The Fourth Hand
- First edition
- Author: John Irving
- Language: English
- Publisher: Random House
- Publication date: July 3, 2001
- Publication place: United States
- Media type: Print (hardcover and paperback)
- Pages: 336 pp
- ISBN: 0-375-50627-6
- OCLC: 45791398
- Dewey Decimal: 813/.54 21
- LC Class: PS3559.R8 F68 2001b
- Preceded by: A Widow for One Year
- Followed by: Until I Find You

= The Fourth Hand =

2001 novel by John Irving

The Fourth Hand is a 2001 novel by American novelist John Irving. It is his 10th published novel.

==Plot==
While reporting a story from India, Patrick Wallingford, a New York television journalist, has his left hand eaten by a lion. Millions of TV viewers witness the accident, and Patrick achieves instant notoriety as "the lion guy".

In Boston, a renowned hand surgeon, Dr. Nicholas M. Zajac, awaits the opportunity to perform the nation's first hand transplant. After watching the video of Patrick, Dr. Zajac contacts the journalist and pledges to find a suitable hand donor for him.

Doris Clausen, a married woman in Wisconsin, wants to give Patrick Wallingford her husband's left hand—that is, after her husband dies.
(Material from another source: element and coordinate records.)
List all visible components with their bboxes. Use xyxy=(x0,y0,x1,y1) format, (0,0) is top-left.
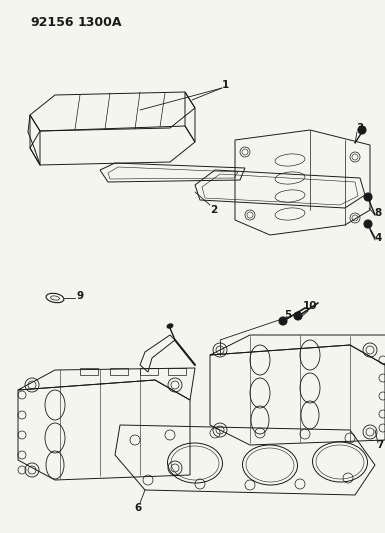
Ellipse shape xyxy=(364,220,372,228)
Text: 6: 6 xyxy=(134,503,142,513)
Ellipse shape xyxy=(167,324,173,328)
Text: 1300A: 1300A xyxy=(78,16,122,29)
Text: 9: 9 xyxy=(77,291,84,301)
Text: 2: 2 xyxy=(210,205,218,215)
Text: 4: 4 xyxy=(374,233,382,243)
Text: 7: 7 xyxy=(376,440,384,450)
Ellipse shape xyxy=(364,193,372,201)
Ellipse shape xyxy=(294,312,302,320)
Ellipse shape xyxy=(358,126,366,134)
Text: 92156: 92156 xyxy=(30,16,74,29)
Text: 1: 1 xyxy=(221,80,229,90)
Text: 8: 8 xyxy=(374,208,382,218)
Text: 5: 5 xyxy=(285,310,291,320)
Text: 10: 10 xyxy=(303,301,317,311)
Text: 3: 3 xyxy=(357,123,363,133)
Ellipse shape xyxy=(279,317,287,325)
When her husband later dies from a self-inflicted gunshot wound, Doris immediately rushes the hand to Boston. In the waiting room before the procedure, Doris has sex with Patrick, explaining that she had always wanted to have a child but was unable to with her late husband. The hand is then successfully attached by Dr. Zajac, with unorthodox visitation rights for the hand granted to Doris.

Patrick quickly falls in love with Doris, who has his baby, Otto Clausen Junior. Doris, however, will not return Patrick's love, and only allows him to touch her intimately with her late husband's hand, now Patrick's.